A video featuring Rael discussing his book, Yes to Human Cloning
Clonaid claims to have invented a cell fusion device that aids in the cloning process. And in a December 2008 press release, they claim that they are ready to provide concrete evidence of their cloning capabilities. “As of now, the Clonaid and Stemaid teams are ready to facilitate the cloning of one or more additional individuals at a reduced rate, provided they would agree – under contract – to go public after being cloned,” Boisselier said. “We believe this is the right time to show publicly what we can do and offer the proof people wanted after the birth of Baby Eve.”
Beyond cloning, Rael and his followers remain active in many aspects of international affairs. On the Raelian News Web Site, Raelianews.org , one will find links and commentary on all of the groups activities. One interesting project they are working on is called Clitoraid. This apparently involves the clitoral regeneration of African women who’ve suffered from genital mutilation. The procedure will take place at The Pleasure Hospital in Burkino Faso, Africa. The site claims that over 200 African women have already signed up for the procedure.

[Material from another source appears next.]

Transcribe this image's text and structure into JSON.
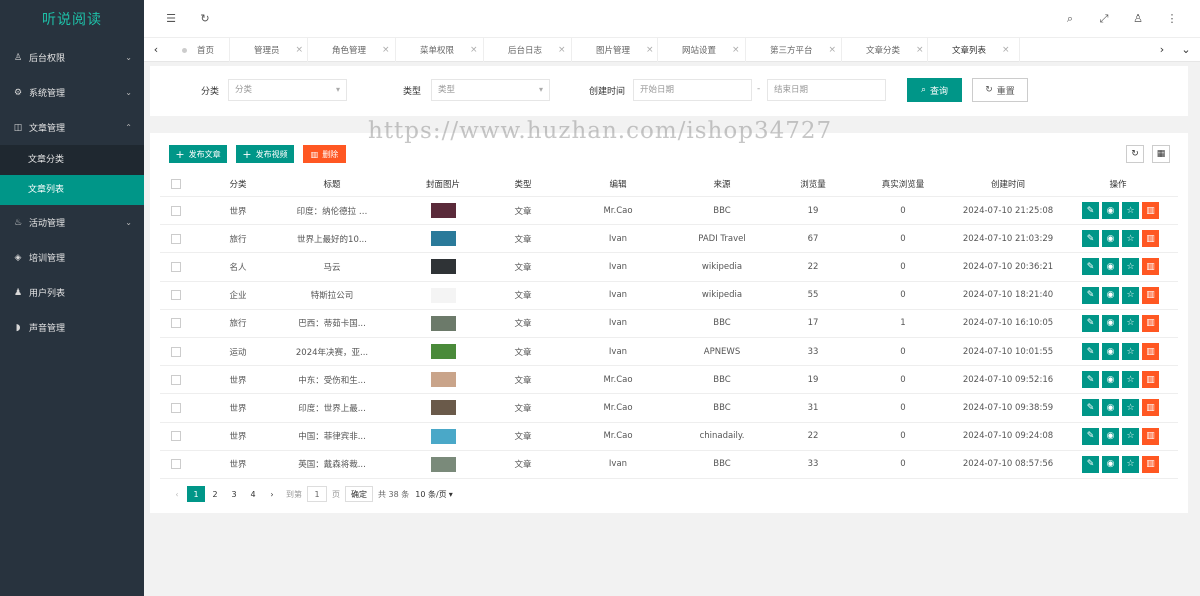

In fact, if the above mentioned web site is to be believed, Rael has been incredible active, releasing statements on everything from Middle East Peace to an official statement on orgies.
Whether or not the Raelians and Clonaid have in fact managed to beat the rest of the scientific world to the creation of successful human clones, questions as to whether or not they should be allowed to do so will rage on in both the spiritual and academic community. The Vatican called Clonaid’s aims a “brutal mentality”. while Susan J. Palmer, a sociologist from Canada who has spent years studying the Raelians claims that the movement intentionally stirs controversy to maintain membership.
If Clonaid is able to deliver on their promise of forthcoming evidence, we will then know the true reach and limits of their capabilities. Until then, the Raelians stand behind their claims, and opponents continue to denounce their claims as sensationalism and media baiting.
With or without organizations like Clonaid, the battle over human cloning is likely to be ongoing, and not easily settled amongst nations, cities, or neighbors. The future of cloning remains to be seen, but one thing is certain; In some capacity, the future will involve cloning.